Reviewing the recent literature, it becomes clear that the number and nature of publications in the field of Dutch and Flemish art are quite different. On the Flemish front the 'Rubens Forschung' and Van Dyck studies are undeniably dominant. In fact, an excellent cross section of current research interests in Flemish art of this period, can be found in the book with essays, Concept, Design and Execution in Flemish Painting, 1550-1700 ? the result of a six-year project, edited by Hans Vlieghe, Arnout Balis and Carl Van de Velde; also here, whichever way you look at it, Rubens takes central stage. In the case of Dutch art, the number and the variety of publications in subjects, artists and approaches are truly bewildering. Many things have happened during the last decades that have far-reaching consequences for the way we look at this art. For that reason it was quite alarming that little of this could be found in the catalogue of the prestigious exhibition The Glory of the Golden Age at the bicentennial anniversary of the Rijksmuseum: the texts in the big catalogue on painting and decorative arts (the one on prints and drawings was a different case) could as well have been written twenty years ago. This catalogue was compiled by members of the educational department and meant for a large public, but even then one has the duty to include the many new insights. As it stands, a book that was sold to more people than any other book on Dutch art, confronts this public with beautiful plates on the one hand, but on the other with uninspired texts, which mainly seem to be compiled on the basis of monographs on artists. It seems almost an offence to much of the art historical labor of the past twenty years. Luckily the contrary is true for the little, but delightfully unconventional survey on The Art of the Dutch Republic by Mari't Westermann, who is at the moment undoubtedly the most prolific producer of literature on Dutch art.
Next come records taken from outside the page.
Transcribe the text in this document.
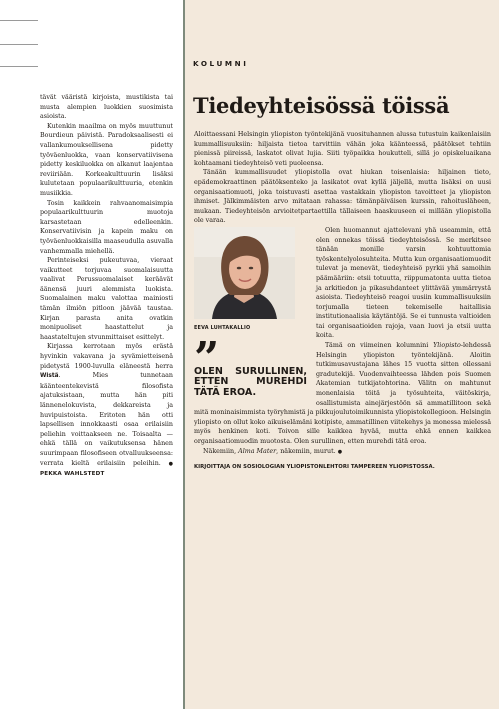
tävät vääristä kirjoista, mustikista tai musta alempien luokkien suosimista asioista.

Kutenkin maailma on myös muuttunut Bourdieun päivistä. Paradoksaalisesti ei vallankumouksellisena pidetty työväenluokka, vaan konservatiivisena pidetty keskiluokka on alkanut laajentaa reviiriään. Korkeakulttuurin lisäksi kulutetaan populaarikulttuuria, etenkin musiikkia.

Tosin kaikkein rahvaanomaisimpia populaarikulttuurin muotoja karsastetaan edelleenkin. Konservatiivisin ja kapein maku on työväenluokkaisilla maaseudulla asuvalla vanhemmalla miehellä.

Perinteiseksi pukeutuvaa, vieraat vaikutteet torjuvaa suomalaisuutta vaalivat Perussuomalaiset keräävät äänensä juuri alemmista luokista. Suomalainen maku valottaa mainiosti tämän ilmiön pitloon jäävää taustaa. Kirjan parasta anita ovatkin monipuoliset haastattelut ja haastateltujen stvunmittaiset esittelyt.

Kirjassa kerrotaan myös erästä hyvinkin vakavana ja syvämietteisenä pidetystä 1900-luvulla eläneestä herra Wistä. Mies tunnetaan käänteentekevistä filosofista ajatuksistaan, mutta hän piti lännenelokuvista, dekkareista ja huvipuistoista. Eritoten hän otti lapsellisen innokkaasti osaa erilaisiin peliehin voittaakseen ne. Toisaalta — ehkä tällä on vaikutuksensa hänen suurimpaan filosofiseen otvalluukseensa: verrata kieltä erilaisiin peleihin. ● PEKKA WAHLSTEDT

KOLUMNI
Tiedeyhteisössä töissä

Aloittaessani Helsingin yliopiston työntekijänä vuosituhannen alussa tutustuin kaikenlaisiin kummallisuuksiin: hiljaista tietoa tarvittiin vähän joka käänteessä, päätökset tehtiin pienissä piireissä, laskatot olivat lujia. Siiti työpaikka houkutteli, sillä jo opiskeluaikana kohtaamani tiedeyhteisö veti puoleensa.

Tänään kummallisuudet yliopistolla ovat hiukan toisenlaisia: hiljainen tieto, epädemokraattinen päätöksenteko ja lasikatot ovat kyllä jäljellä, mutta lisäksi on uusi organisaatiomuoti, joka toistuvasti asettaa vastakkain yliopiston tavoitteet ja yliopiston ihmiset. Jälkimmäisten arvo mitataan rahassa: tämänpäiväisen kurssin, rahoitusläheen, mukaan. Tiedeyhteisön arvioitetpartaettilla tällaiseen haaskuuseen ei millään yliopistolla ole varaa.

EEVA LUHTAKALLIO
”
OLEN SURULLINEN, ETTEN MUREHDI TÄTÄ EROA.

Olen huomannut ajattelevani yhä useammin, että olen onnekas töissä tiedeyhteisössä. Se merkitsee tänään monille varsin kohtuuttomia työskentelyolosuhteita. Mutta kun organisaatiomuodit tulevat ja menevät, tiedeyhteisö pyrkii yhä samoihin päämääriin: etsii totuutta, riippumatonta uutta tietoa ja arkitiedon ja pikasuhdanteet ylittävää ymmärrystä asioista. Tiedeyhteisö reagoi uusiin kummallisuuksiin torjumalla tieteen tekemiselle haitallisia institutionaalisia käytäntöjä. Se ei tunnusta valtioiden tai organisaatioiden rajoja, vaan luovi ja etsii uutta koita.

Tämä on viimeinen kolumnini Yliopisto-lehdessä Helsingin yliopiston työntekijänä.	Aloitin tutkimusavustajana lähes 15 vuotta sitten ollessani gradutekijä. Vuodenvaihteessa lähden pois Suomen Akatemian tutkijatohtorina. Välitn on mahtunut monenlaisia töitä ja työsuhteita, väitöskirja, osallistumista ainejärjestöön sä ammatillitoon sekä mitä moninaisimmista työryhmistä ja pikkujoulutoimikunnista yliopistokollegioon. Helsingin yliopisto on ollut koko aikuiselämäni kotipiste, ammatillinen viitekehys ja monessa mielessä myös henkinen koti. Toivon sille kaikkea hyvää, mutta ehkä ennen kaikkea organisaatiomuodin muotosta. Olen surullinen, etten murehdi tätä eroa.

Näkemiin, Alma Mater, näkemiin, murut. ●

KIRJOITTAJA ON SOSIOLOGIAN YLIOPISTONLEHTORI TAMPEREEN YLIOPISTOSSA.
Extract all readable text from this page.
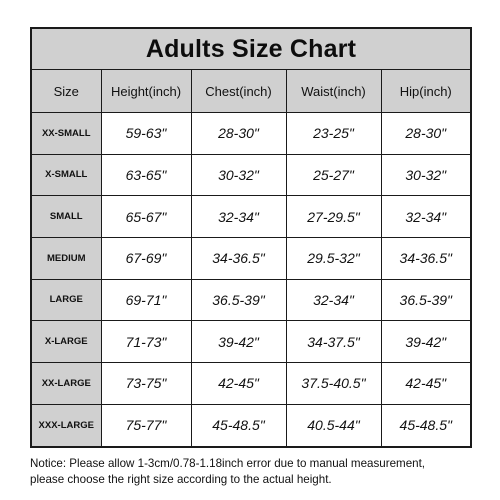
Adults Size Chart				
Size	Height(inch)	Chest(inch)	Waist(inch)	Hip(inch)
XX-SMALL	59-63"	28-30"	23-25"	28-30"
X-SMALL	63-65"	30-32"	25-27"	30-32"
SMALL	65-67"	32-34"	27-29.5"	32-34"
MEDIUM	67-69"	34-36.5"	29.5-32"	34-36.5"
LARGE	69-71"	36.5-39"	32-34"	36.5-39"
X-LARGE	71-73"	39-42"	34-37.5"	39-42"
XX-LARGE	73-75"	42-45"	37.5-40.5"	42-45"
XXX-LARGE	75-77"	45-48.5"	40.5-44"	45-48.5"
Notice: Please allow 1-3cm/0.78-1.18inch error due to manual measurement,
please choose the right size according to the actual height.
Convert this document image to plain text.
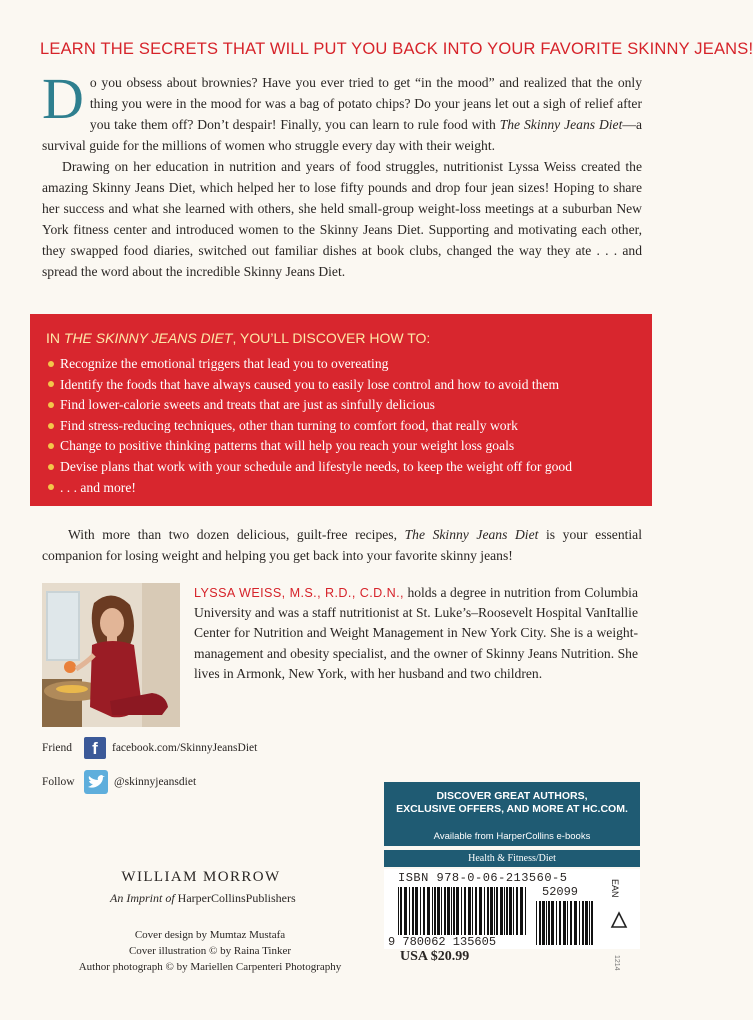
LEARN THE SECRETS THAT WILL PUT YOU BACK INTO YOUR FAVORITE SKINNY JEANS!

Do you obsess about brownies? Have you ever tried to get “in the mood” and realized that the only thing you were in the mood for was a bag of potato chips? Do your jeans let out a sigh of relief after you take them off? Don’t despair! Finally, you can learn to rule food with The Skinny Jeans Diet—a survival guide for the millions of women who struggle every day with their weight.

Drawing on her education in nutrition and years of food struggles, nutritionist Lyssa Weiss created the amazing Skinny Jeans Diet, which helped her to lose fifty pounds and drop four jean sizes! Hoping to share her success and what she learned with others, she held small-group weight-loss meetings at a suburban New York fitness center and introduced women to the Skinny Jeans Diet. Supporting and motivating each other, they swapped food diaries, switched out familiar dishes at book clubs, changed the way they ate . . . and spread the word about the incredible Skinny Jeans Diet.

IN THE SKINNY JEANS DIET, YOU’LL DISCOVER HOW TO:
Recognize the emotional triggers that lead you to overeating
Identify the foods that have always caused you to easily lose control and how to avoid them
Find lower-calorie sweets and treats that are just as sinfully delicious
Find stress-reducing techniques, other than turning to comfort food, that really work
Change to positive thinking patterns that will help you reach your weight loss goals
Devise plans that work with your schedule and lifestyle needs, to keep the weight off for good
. . . and more!
With more than two dozen delicious, guilt-free recipes, The Skinny Jeans Diet is your essential companion for losing weight and helping you get back into your favorite skinny jeans!
LYSSA WEISS, M.S., R.D., C.D.N., holds a degree in nutrition from Columbia University and was a staff nutritionist at St. Luke’s–Roosevelt Hospital VanItallie Center for Nutrition and Weight Management in New York City. She is a weight-management and obesity specialist, and the owner of Skinny Jeans Nutrition. She lives in Armonk, New York, with her husband and two children.
Friend	f	facebook.com/SkinnyJeansDiet
Follow	@skinnyjeansdiet
WILLIAM MORROW
An Imprint of HarperCollinsPublishers
Cover design by Mumtaz Mustafa
Cover illustration © by Raina Tinker
Author photograph © by Mariellen Carpenteri Photography
DISCOVER GREAT AUTHORS,
EXCLUSIVE OFFERS, AND MORE AT HC.COM.
Available from HarperCollins e-books
Health & Fitness/Diet
ISBN 978-0-06-213560-5
9 780062 135605
52099	EAN
USA $20.99	1214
Surveying the literature on Flemish and Dutch art of the last eight or so years, it is striking that at both sides the two giants, Rubens and Rembrandt, are still attracting by far the most attention, at the same time often functioning as boosters of new developments in the discipline. In the case of Rubens it has to be said that lately he almost seems to have been eclipsed by Anthony van Dyck who, during the last decade, was so lucky as to have been born 400 years ago in 1999 and to have died 350 years ago in 1991. As Jeffrey Muller described recently, the absolute low point of Van Dyck's reputation was between the two world wars ? when he was considered the decadent, over refined, deracinated son of Flanders as an antipode to the virile, healthy Rubens. But Van Dyck made a spectacular comeback in huge exhibitions with impressive catalogues in Washington in 1991, in Genova 1997 and Antwerp and London in 1999, as well as in some splendid smaller exhibitions with excellently researched catalogues: on landscape drawings by Martin Royalton Kisch and on Van Dyck and the art of printmaking by Ger Luijten and Carl Depauw, and finally in two sizable books with symposium papers that were diverse in approaches as well as in quality.
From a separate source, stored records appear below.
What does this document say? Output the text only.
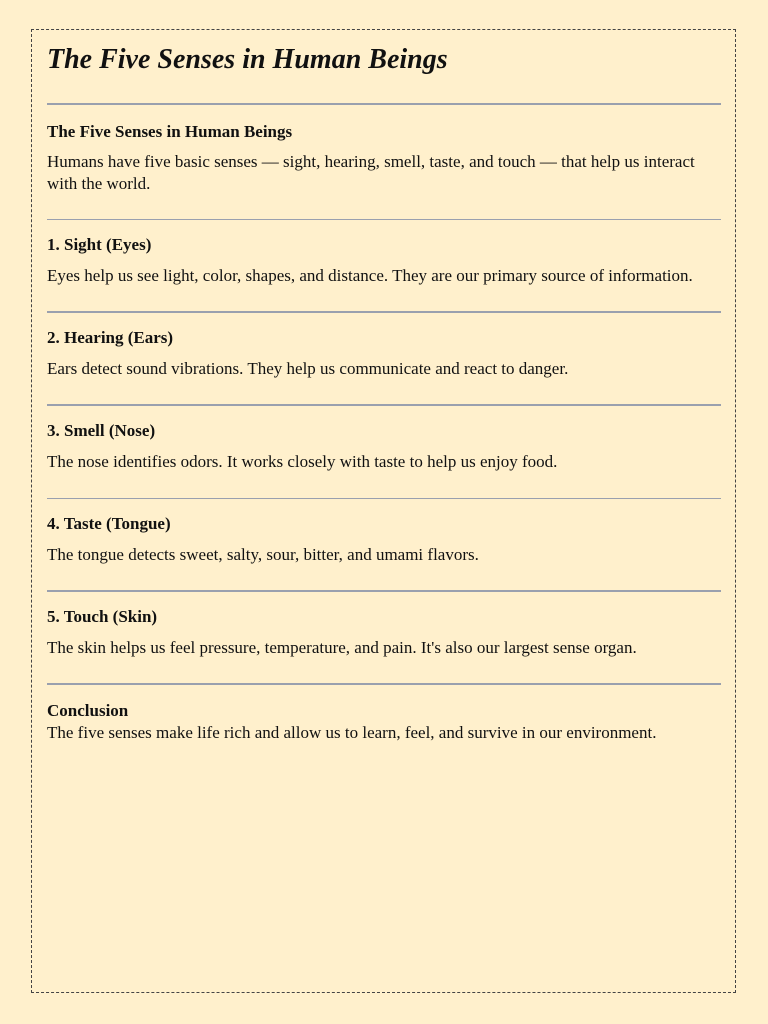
The Five Senses in Human Beings
The Five Senses in Human Beings

Humans have five basic senses — sight, hearing, smell, taste, and touch — that help us interact with the world.

1. Sight (Eyes)

Eyes help us see light, color, shapes, and distance. They are our primary source of information.

2. Hearing (Ears)

Ears detect sound vibrations. They help us communicate and react to danger.

3. Smell (Nose)

The nose identifies odors. It works closely with taste to help us enjoy food.

4. Taste (Tongue)

The tongue detects sweet, salty, sour, bitter, and umami flavors.

5. Touch (Skin)

The skin helps us feel pressure, temperature, and pain. It's also our largest sense organ.

Conclusion

The five senses make life rich and allow us to learn, feel, and survive in our environment.
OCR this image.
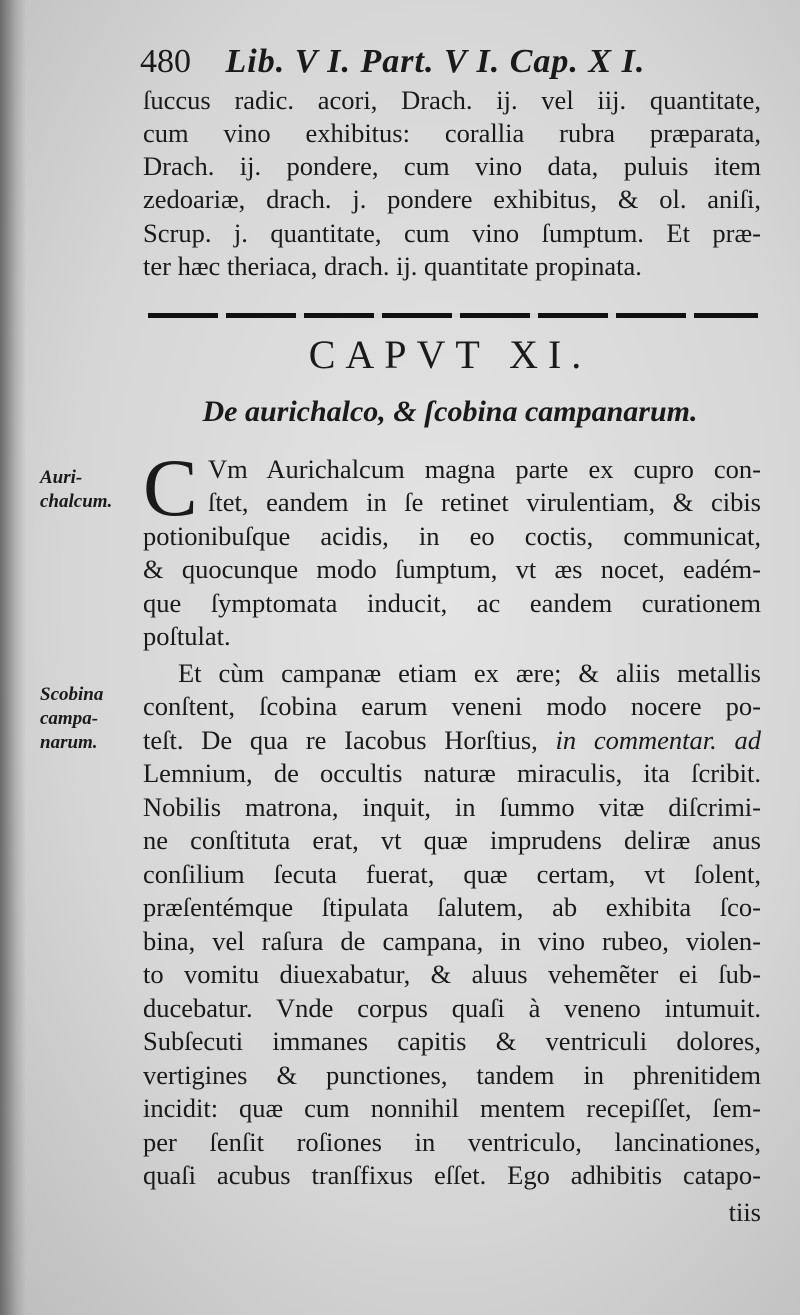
480 Lib. V I. Part. V I. Cap. X I.
ſuccus radic. acori, Drach. ij. vel iij. quantitate,
cum vino exhibitus: corallia rubra præparata,
Drach. ij. pondere, cum vino data, puluis item
zedoariæ, drach. j. pondere exhibitus, & ol. aniſi,
Scrup. j. quantitate, cum vino ſumptum. Et præ-
ter hæc theriaca, drach. ij. quantitate propinata.
CAPVT XI.
De aurichalco, & ſcobina campanarum.
Auri-
chalcum.
Scobina
campa-
narum.
C Vm Aurichalcum magna parte ex cupro con-
ſtet, eandem in ſe retinet virulentiam, & cibis
potionibuſque acidis, in eo coctis, communicat,
& quocunque modo ſumptum, vt æs nocet, eadém-
que ſymptomata inducit, ac eandem curationem
poſtulat.
Et cùm campanæ etiam ex ære; & aliis metallis
conſtent, ſcobina earum veneni modo nocere po-
teſt. De qua re Iacobus Horſtius, in commentar. ad
Lemnium, de occultis naturæ miraculis, ita ſcribit.
Nobilis matrona, inquit, in ſummo vitæ diſcrimi-
ne conſtituta erat, vt quæ imprudens deliræ anus
conſilium ſecuta fuerat, quæ certam, vt ſolent,
præſentémque ſtipulata ſalutem, ab exhibita ſco-
bina, vel raſura de campana, in vino rubeo, violen-
to vomitu diuexabatur, & aluus vehemẽter ei ſub-
ducebatur. Vnde corpus quaſi à veneno intumuit.
Subſecuti immanes capitis & ventriculi dolores,
vertigines & punctiones, tandem in phrenitidem
incidit: quæ cum nonnihil mentem recepiſſet, ſem-
per ſenſit roſiones in ventriculo, lancinationes,
quaſi acubus tranſfixus eſſet. Ego adhibitis catapo-
tiis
For Rubens studies, it is of course the Corpus Rubenianum that still carries the field ? that monument, which, at a steady pace, continues already for 35 years with impeccable scholarship, and with admirable concern for the developments and changes in art historical methodology. Not long ago Kristin Belkin remarked somewhat wryly that this exemplary series barely attracts the local press, while everything about Rembrandt (as well as every utterance coming from the Rembrandt Research Project, one may add), elicits international front page attention; fascinating to think about.
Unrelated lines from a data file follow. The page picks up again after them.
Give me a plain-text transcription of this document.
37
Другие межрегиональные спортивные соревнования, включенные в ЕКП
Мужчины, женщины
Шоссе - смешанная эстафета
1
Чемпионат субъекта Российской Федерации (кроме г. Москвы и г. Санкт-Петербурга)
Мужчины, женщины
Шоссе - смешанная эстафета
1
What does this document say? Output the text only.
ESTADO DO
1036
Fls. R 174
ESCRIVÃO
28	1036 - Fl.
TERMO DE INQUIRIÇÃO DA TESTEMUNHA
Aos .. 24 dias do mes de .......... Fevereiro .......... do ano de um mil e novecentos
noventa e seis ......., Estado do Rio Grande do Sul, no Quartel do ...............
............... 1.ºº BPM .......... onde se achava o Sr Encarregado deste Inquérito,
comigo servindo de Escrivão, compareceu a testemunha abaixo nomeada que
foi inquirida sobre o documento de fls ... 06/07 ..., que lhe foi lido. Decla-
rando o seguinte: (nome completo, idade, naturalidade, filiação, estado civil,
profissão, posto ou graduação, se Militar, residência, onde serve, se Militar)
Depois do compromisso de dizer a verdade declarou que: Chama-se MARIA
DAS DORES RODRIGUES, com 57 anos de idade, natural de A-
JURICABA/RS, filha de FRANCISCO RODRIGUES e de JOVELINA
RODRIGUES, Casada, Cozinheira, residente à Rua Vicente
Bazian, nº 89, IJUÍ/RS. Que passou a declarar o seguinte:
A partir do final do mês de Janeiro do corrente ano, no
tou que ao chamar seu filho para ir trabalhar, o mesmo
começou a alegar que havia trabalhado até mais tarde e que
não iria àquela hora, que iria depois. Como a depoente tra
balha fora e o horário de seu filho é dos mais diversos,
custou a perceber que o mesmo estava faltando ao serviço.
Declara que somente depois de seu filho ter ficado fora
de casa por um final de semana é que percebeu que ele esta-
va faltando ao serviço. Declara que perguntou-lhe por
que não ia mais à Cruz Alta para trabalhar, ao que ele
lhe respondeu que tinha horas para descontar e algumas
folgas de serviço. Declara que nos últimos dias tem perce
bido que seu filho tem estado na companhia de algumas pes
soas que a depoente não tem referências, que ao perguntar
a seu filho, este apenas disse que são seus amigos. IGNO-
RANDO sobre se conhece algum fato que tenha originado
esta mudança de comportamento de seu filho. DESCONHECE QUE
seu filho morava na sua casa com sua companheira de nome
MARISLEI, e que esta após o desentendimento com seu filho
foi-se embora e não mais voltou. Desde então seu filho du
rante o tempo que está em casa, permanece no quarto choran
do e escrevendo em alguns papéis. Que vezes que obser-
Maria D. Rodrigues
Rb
The high level of scholarship of the Corpus Rubenianum gave us some of the best books of the last decade, among them Elizabeth McGrath's Subjects from History of 1997, which is not only one of the most distinguished in the Rubens Corpus, showing in every respect the strength of the series, but in my view also the most impressive book on Netherlandish art of the seventeenth century that appeared during the last years. In an almost playful way ? with marvelous sprezzatura, as if she were emulating Rubens himself ? she combines a wide learnedness with acute visual analysis of the works of art. Her understanding of the characteristics of Rubens's inventions, his use of texts and subtle wit, is highly compelling; I would say that her book instructs, delights and moves as few other art historical writings do.

Apart from the Corpus volumes, and the lively, concise monograph of Kristin Belkin in the new Phaidon series Art & Ideas, several important books were published of which I only mention Fiona Healy's Rubens and the Judgement of Paris, a book of incisive scholarship. That a workshop will be held today about Rubens's 'Allegorical Inventions,' and that there is one tomorrow on 'Image and Ritual of Scherpenheuvel,' seems to fit perfectly into recent concerns in scholarship on Flemish art ? in the latter case because a lot of research is presently being done in the field of post-tridentine iconography of church decoration.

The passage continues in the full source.